Ni es María la única que tiene un papel singular en el venida del Mesías. Recordemos que en la genealogía mateana de Jesús figuran otras cuatro mujeres. No son éstas las matriarcas de Israel (Sara, Agar, Rebeca, Raquel, Lía, Miriam...), sino mujeres cuya presencia en la lista de antepasados de Jesús resulta enigmática. Estos son sus nombres: Tamar, Rahab, Rut y Betsabé (la mujer de Urías). Los exegetas no han pasado por alto esos nombres que registra Mateo. Han ido a la caza de los motivos que pudo tener el autor. Unos dijeron que se trataba de mujeres pecadoras, que ilustran el pecado del pueblo que Jesús viene a salvar, y otros, que son extranjeras. Estas hipótesis no explican la extraña presencia de esos nombres en la genealogía: todas ellas eran objeto de estima en el tiempo en que se escribió el primer evangelio, lo que resta verosimilitud a la primera explicación; además, eran israelitas de nacimiento o de adopción; en fin, a María no se la ve como pecadora ni como extranjera, por lo que en ella se rompería el hilo uniforme que, según ambas hipótesis, anuda entre sí a las otras cuatro mujeres.

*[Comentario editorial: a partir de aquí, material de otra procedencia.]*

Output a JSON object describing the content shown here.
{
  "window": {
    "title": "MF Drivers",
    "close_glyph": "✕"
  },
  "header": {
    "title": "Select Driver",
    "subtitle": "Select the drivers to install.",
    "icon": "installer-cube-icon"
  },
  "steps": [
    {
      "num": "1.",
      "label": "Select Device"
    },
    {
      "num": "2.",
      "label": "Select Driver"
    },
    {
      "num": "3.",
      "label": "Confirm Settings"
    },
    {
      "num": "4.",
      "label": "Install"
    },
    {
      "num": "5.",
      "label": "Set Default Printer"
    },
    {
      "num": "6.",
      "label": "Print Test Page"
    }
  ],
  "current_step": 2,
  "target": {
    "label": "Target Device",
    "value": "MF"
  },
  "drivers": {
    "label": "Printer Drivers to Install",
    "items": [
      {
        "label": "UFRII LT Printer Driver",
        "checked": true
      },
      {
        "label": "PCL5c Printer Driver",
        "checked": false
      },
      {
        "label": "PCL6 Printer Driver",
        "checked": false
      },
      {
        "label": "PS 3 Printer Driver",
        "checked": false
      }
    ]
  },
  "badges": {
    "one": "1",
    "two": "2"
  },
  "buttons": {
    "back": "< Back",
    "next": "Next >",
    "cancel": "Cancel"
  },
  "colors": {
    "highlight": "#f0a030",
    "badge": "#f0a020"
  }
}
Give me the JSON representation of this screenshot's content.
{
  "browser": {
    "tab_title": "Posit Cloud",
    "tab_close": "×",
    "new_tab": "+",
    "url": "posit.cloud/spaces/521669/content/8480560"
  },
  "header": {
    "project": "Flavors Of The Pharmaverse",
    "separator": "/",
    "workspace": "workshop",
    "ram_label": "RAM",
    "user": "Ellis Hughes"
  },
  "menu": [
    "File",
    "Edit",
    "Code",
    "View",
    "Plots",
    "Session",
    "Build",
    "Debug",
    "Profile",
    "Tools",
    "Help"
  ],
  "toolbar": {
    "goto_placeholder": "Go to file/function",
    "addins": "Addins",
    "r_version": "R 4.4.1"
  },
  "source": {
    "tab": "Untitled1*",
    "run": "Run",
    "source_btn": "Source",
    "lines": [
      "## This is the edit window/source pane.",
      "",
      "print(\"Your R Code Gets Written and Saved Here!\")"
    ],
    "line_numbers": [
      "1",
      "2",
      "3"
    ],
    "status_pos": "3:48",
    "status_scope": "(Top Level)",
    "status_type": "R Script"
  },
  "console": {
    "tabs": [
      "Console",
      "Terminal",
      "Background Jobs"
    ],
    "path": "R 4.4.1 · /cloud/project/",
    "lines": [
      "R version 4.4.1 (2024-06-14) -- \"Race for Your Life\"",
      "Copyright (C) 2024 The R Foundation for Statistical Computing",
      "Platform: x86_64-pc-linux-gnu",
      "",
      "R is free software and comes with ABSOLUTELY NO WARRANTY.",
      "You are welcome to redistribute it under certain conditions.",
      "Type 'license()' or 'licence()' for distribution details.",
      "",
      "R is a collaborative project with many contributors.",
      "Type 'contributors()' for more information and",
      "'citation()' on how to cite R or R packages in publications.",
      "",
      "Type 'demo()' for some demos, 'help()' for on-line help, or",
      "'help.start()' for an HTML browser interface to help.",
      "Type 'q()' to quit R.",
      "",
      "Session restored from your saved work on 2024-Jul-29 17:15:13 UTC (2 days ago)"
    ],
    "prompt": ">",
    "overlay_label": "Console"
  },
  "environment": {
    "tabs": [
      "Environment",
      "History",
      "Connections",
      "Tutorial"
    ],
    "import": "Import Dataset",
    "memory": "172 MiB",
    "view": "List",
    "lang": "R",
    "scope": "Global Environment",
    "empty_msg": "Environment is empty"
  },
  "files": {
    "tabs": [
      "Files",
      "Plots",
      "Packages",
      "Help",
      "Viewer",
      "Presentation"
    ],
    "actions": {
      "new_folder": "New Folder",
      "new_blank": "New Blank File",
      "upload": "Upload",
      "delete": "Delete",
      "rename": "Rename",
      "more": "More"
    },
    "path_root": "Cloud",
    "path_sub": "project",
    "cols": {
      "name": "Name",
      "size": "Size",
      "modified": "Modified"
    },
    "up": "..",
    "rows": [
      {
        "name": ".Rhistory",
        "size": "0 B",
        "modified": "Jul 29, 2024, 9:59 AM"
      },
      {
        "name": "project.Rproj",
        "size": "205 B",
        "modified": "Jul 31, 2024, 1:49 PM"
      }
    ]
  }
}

Esta es la razón que se ofrece actualmente: todas ellas engendraron de forma irregular, en fuerza de una unión o un matrimonio al margen de las vías ordinarias. Lo que está a la raíz de esa extraña selección femenina presentada por Mateo es que Dios actúa de forma imprevisible en la historia, escribe recto incluso con nuestros renglones torcidos, conduce su designio a término por caminos inesperados para nuestra lógica y nuestros cálculos. En el caso de María, el estilo sorprendente de Dios alcanza su ápice: una mujer concibe a un hijo, al propio Mesías de Dios, sin concurso de varón.

Pobre de Yahvéh

Según la imagen que propone san Lucas, María pertenece a los anawim, a los pobres de Yahvéh. Participa de su espiritualidad, como se advierte en una serie de rasgos que vamos a detallar: profesa el monoteísmo puro que reclama Moisés al pueblo: “escucha, Israel, el Señor es nuestro Dios, el Señor es uno solo” (Dt 6,4); cumple las prescripciones de la ley de Moisés: el Niño es circuncidado a los ocho días (Lc 2,21), lo presenta con José al Señor (2,22-24) y sube cada año a Jerusalén a celebrar la fiesta de pascua (2,41; incluso podemos pensar que, después de la muerte y resurrección de Jesús, María acude al Templo con los demás miembros de la primera comunidad: cf Hech 2,46; 5,12); recita los salmos: el Magnificat recoge motivos presentes en salmos y otras oraciones de la tradición judía; las palabras que pronuncia al final de la Anunciación (“he aquí la esclava del Señor, hágase en mí según tu palabra”) expresan la esencia de la espiritualidad de los pobres de Yahvéh, lo que la hace acreedora a la primera bienaventuranza, la de los pobres de espíritu, que «se someten humildemente a la Ley divina y la practican en estos tiempos de salvación mesiánica» (E. Puech); es, en fin, una verdadera creyente en el Dios vivo, como se proclama en el macarismo de Isabel: “¡dichosa tú que has creído, porque lo que te ha dicho el Señor se cumplirá” (Lc 1,45).
Comprobamos así cómo María no se halla en un espléndido aislamiento. La bendita entre las mujeres tiene predecesoras en la bendición; la madre del Mesías, precursoras singulares en el árbol genealógico; la hija de Sión pertenece a los pobres de Yahvéh que esperan su salvación en los tiempos del Mesías.